In truth, this is the thing that enabled me to get the fuck over myself and be positive today.
Because following the story of these amazing women and their fantastic podcast (You Me & The Big C) has made me, and so many others, appreciate how incredibly precious life is. How lucky we are to be here. How often we take things for granted and how important it is to live for every day.
Some of my days will still be fuck ups and write-offs, but I hope they will be fewer and further between as I take inspiration from the beautiful and courageous Rachael Bland.
In my four year blogging history I have never before published a blog post on a friday night, assuming, probably correctly, that everyone is down the pub or in the cinema or just with better things to do with their time than read whatever collection of words I have mashed together and put on the internet, but such was the feeling of surprise I felt when I realised that not only was I not feeling so negative anymore but decidedly positive, I realised I ought to share this, not least of all so that it can act as evidence next time I want to write off a day because I have a tickle in my throat at 7.10am.

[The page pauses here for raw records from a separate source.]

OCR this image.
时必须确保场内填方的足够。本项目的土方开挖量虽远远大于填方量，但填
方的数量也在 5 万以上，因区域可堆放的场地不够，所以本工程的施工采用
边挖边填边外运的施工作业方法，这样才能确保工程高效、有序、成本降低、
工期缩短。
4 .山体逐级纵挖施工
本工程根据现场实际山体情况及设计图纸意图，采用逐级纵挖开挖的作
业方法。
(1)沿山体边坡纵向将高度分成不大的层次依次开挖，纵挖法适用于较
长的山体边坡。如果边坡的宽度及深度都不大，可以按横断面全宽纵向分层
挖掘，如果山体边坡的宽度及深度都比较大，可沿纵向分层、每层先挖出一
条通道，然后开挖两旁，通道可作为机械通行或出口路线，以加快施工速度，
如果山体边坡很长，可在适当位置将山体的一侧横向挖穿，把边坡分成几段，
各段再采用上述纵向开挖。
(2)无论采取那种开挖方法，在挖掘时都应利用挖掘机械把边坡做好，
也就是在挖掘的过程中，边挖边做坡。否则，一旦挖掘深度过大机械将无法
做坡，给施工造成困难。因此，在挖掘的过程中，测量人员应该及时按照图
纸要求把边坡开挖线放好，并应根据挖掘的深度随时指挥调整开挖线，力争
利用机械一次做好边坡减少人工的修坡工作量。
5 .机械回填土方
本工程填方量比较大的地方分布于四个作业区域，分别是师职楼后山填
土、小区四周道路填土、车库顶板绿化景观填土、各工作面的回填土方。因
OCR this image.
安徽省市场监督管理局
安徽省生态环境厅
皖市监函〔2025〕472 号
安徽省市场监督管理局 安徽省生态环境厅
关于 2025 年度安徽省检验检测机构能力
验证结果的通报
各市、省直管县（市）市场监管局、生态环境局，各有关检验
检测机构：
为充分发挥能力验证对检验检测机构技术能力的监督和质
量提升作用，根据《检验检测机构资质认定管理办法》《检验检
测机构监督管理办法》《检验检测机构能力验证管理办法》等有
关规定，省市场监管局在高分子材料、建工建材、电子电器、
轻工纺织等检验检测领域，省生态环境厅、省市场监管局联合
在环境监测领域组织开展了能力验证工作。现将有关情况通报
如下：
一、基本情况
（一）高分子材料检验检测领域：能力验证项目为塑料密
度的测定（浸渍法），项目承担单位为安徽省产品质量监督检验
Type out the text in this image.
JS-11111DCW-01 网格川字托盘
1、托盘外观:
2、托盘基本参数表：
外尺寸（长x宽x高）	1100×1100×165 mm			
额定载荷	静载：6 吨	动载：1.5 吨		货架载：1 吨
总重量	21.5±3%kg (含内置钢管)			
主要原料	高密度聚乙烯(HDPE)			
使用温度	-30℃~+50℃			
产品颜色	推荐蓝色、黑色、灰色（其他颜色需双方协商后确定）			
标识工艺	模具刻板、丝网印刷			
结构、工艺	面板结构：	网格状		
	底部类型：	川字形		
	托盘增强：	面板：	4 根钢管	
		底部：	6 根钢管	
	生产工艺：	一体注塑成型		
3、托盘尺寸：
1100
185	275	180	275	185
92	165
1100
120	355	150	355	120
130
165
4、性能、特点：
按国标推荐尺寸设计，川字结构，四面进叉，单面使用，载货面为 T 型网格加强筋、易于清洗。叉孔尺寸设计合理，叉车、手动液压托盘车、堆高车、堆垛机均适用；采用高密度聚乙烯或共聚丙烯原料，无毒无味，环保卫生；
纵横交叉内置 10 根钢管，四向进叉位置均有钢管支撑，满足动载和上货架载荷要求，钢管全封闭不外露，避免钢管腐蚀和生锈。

At about 10am I left the house, I was covered in makeup, wearing dungarees which I am pretty sure are scientifically proven to make you happier, listening to the Foo Fighters (perfectly capable of frightening any negativity away) and ready to give being positive a bash.
I didn’t want to write today off, in part because I was bored of giving up on days, in part because I bloody love Fridays but mostly because life is too short not to at least try and be as positive as possible.
Ironically enough, as it transpires, I actually am now feeling decidedly poorly, but the good news is: I’m smiling about it.